The answer was prefaced by a pitying shake of the head.
"It's the mosquitoes," observed the young man, musingly. "They get through and puncture the brain after a time, I presume. I'm not surprised exactly, but," with a sigh, "I'm very sorry."
"What are you talkin' about," demanded Atkins. "Be you crazy?"
"No-o. I'M not."
"YOU'RE not! Do you mean that I am?"
"Well," slowly, "I'm not an expert in such cases, but when a perfectly ******, commonplace question sets a chap to pounding and screaming and offering violence, then--well, it's either insanity or an attempt at insult, one or the other. I've given you the benefit of the doubt."

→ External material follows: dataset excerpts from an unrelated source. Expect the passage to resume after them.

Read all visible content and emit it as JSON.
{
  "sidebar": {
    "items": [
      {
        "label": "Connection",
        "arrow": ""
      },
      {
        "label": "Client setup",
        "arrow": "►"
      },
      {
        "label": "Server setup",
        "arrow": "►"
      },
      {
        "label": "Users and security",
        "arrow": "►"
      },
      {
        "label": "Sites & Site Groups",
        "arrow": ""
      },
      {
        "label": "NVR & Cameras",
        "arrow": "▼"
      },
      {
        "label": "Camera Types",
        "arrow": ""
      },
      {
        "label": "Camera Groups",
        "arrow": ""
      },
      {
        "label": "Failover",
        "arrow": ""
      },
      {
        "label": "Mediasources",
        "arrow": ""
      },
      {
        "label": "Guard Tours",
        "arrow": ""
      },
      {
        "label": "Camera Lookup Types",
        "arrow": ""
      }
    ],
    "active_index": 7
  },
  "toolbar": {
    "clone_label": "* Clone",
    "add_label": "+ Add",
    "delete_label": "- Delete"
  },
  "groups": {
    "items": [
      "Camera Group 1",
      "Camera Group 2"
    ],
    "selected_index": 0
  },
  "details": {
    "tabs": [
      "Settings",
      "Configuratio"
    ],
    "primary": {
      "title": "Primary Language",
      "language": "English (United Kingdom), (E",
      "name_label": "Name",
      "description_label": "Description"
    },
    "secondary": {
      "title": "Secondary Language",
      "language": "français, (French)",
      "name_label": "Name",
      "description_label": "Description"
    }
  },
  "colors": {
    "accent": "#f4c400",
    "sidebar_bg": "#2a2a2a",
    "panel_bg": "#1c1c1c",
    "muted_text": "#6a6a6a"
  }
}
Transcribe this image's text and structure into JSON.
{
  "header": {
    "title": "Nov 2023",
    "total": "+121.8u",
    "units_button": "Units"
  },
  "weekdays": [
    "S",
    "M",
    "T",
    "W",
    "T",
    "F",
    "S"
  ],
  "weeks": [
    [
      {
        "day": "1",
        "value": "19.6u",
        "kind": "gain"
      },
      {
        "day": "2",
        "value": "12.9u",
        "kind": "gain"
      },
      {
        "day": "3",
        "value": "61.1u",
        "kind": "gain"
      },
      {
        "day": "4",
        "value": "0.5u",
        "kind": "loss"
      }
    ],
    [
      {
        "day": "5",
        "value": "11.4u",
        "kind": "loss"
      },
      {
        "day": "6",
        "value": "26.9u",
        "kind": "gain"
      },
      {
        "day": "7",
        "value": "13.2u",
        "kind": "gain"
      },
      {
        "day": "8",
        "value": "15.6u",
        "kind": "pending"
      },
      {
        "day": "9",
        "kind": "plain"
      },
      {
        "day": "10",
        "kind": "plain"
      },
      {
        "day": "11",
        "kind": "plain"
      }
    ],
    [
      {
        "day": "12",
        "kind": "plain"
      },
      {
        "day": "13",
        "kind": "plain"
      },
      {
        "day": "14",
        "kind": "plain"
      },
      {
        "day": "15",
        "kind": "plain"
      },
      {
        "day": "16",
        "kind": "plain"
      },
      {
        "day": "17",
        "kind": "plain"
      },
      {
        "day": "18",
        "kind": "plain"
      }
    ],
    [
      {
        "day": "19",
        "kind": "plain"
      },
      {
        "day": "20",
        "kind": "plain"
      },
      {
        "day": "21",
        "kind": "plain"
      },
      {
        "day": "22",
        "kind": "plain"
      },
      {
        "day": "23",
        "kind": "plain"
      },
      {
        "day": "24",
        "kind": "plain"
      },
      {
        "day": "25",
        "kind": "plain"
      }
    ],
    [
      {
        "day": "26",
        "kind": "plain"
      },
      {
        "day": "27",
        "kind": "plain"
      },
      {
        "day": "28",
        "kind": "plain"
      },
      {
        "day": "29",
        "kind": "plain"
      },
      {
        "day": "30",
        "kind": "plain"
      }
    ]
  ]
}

He scratched a match on his heel and relit his pipe. The lightkeeper still stared, suspicious and puzzled. Then he drew a long breath.
"I--I didn't mean to insult you," he stammered.
"Glad to hear it, I'm sure. If I were you, however, I should see a doctor for the other trouble."
"And I ain't crazy, neither. I beg your pardon for hollerin' and grabbin' hold of you."
"Granted."
"Thank ye. Now," hesitatingly, "would you mind tellin' me why you asked me if I was married?"
"Not in the least. I asked merely because it occurred to me that you might be. Of course, I had seen nothing of your wife, but it was barely possible that she was away on a visit, or somewhere.
There is no regulation forbidding lightkeepers marrying--at least, I never heard of any--and so I asked; that's all."
Seth nodded. "I see," he said, slowly; "yes, yes, I see. So you didn't have no special reason."